Credit to the board members for stepping down, but it’s not going to stop Johnson and the union from getting their way and inflicting long-term damage on the students in Chicago public schools. Then again, student success has never been a priority for big-city Democrats like Johnson.

The editors at National Review write: “Educational outcomes and test scores will not increase, but then that is not the point: Johnson has explicitly argued that school success should be measured by money spent per student rather than crude metrics such as literacy. By that measure, or any other than that of actually teaching students, the Chicago Teachers Union has won. Pity the residents of Chicago, who were never even offered a seat at the table in what is shaping up to be an act of corrupt self-dealing notable even in the history of a city famous for it.”

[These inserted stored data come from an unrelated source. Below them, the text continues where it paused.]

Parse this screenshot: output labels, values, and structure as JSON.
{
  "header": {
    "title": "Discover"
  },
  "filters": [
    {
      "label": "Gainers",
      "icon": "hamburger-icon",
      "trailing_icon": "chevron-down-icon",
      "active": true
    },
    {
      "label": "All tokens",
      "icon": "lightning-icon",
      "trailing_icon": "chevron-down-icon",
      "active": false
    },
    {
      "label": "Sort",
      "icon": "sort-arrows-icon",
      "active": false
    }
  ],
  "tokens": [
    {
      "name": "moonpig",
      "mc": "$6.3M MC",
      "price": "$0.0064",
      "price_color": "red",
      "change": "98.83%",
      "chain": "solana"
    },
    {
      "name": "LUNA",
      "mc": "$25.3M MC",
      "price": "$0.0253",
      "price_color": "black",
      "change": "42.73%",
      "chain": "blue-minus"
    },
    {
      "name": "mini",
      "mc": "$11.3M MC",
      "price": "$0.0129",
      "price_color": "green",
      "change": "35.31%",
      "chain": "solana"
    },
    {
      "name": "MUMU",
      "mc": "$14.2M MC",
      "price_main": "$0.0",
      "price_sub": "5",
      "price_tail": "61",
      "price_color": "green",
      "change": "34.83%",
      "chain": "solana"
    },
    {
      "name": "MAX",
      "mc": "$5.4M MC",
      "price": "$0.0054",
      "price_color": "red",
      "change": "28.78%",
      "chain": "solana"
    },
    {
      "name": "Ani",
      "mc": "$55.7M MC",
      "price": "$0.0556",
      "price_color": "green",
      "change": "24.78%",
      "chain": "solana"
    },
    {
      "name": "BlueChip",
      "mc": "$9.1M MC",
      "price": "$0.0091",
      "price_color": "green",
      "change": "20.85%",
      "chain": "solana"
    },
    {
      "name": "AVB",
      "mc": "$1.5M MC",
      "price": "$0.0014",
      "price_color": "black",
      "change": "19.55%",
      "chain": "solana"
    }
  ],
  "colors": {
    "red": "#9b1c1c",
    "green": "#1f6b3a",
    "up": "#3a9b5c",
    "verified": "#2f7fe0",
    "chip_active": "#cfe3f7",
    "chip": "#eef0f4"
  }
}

Paul Vallas, the man who should be running the city, also weighed in at Illinois Policy that the aim of the union “is not to better educate students, but to get more money and more CTU members while blocking changes to workload, job security and accountability.” In fact, he said, “CTU is trying to skirt accountability by claiming a lack of funding.”

Vallas added, “Let’s be clear: funding has never been the issue at Chicago Public Schools. The district spends the equivalent to $30,000 per student based on total operational budget and receives over $12,000 in property taxes per student.”

The result of all that investment? Students cannot read, write, or solve basic math problems. And incompetent teachers are protected from losing their jobs. Some of the commonsense solutions proposed by Vallas include thinning out the education bureaucracy, offering parents the opportunity to send their kids to the best schools, and giving communities more say over the education of their children.

It’s hard to believe anyone voted against these ideas. In the end, borrowing millions of dollars to appease the Chicago Teachers Union is a big mistake, and it’ll have broader consequences across the city.

Just this week, the Chicagoland Chamber of Commerce and the Civic Committee of the Commercial Club of Chicago released a joint statement expressing serious concerns over Johnson’s plan and its impact on communities.

Meanwhile, Chicago’s kids fear for their safety and are unable to learn. They’re the victims of union mobsters and corrupt Democrat politics. Let’s hope one day the people of Chicago will catch on and realize changing the clown in a three-ring circus doesn’t really change anything at all.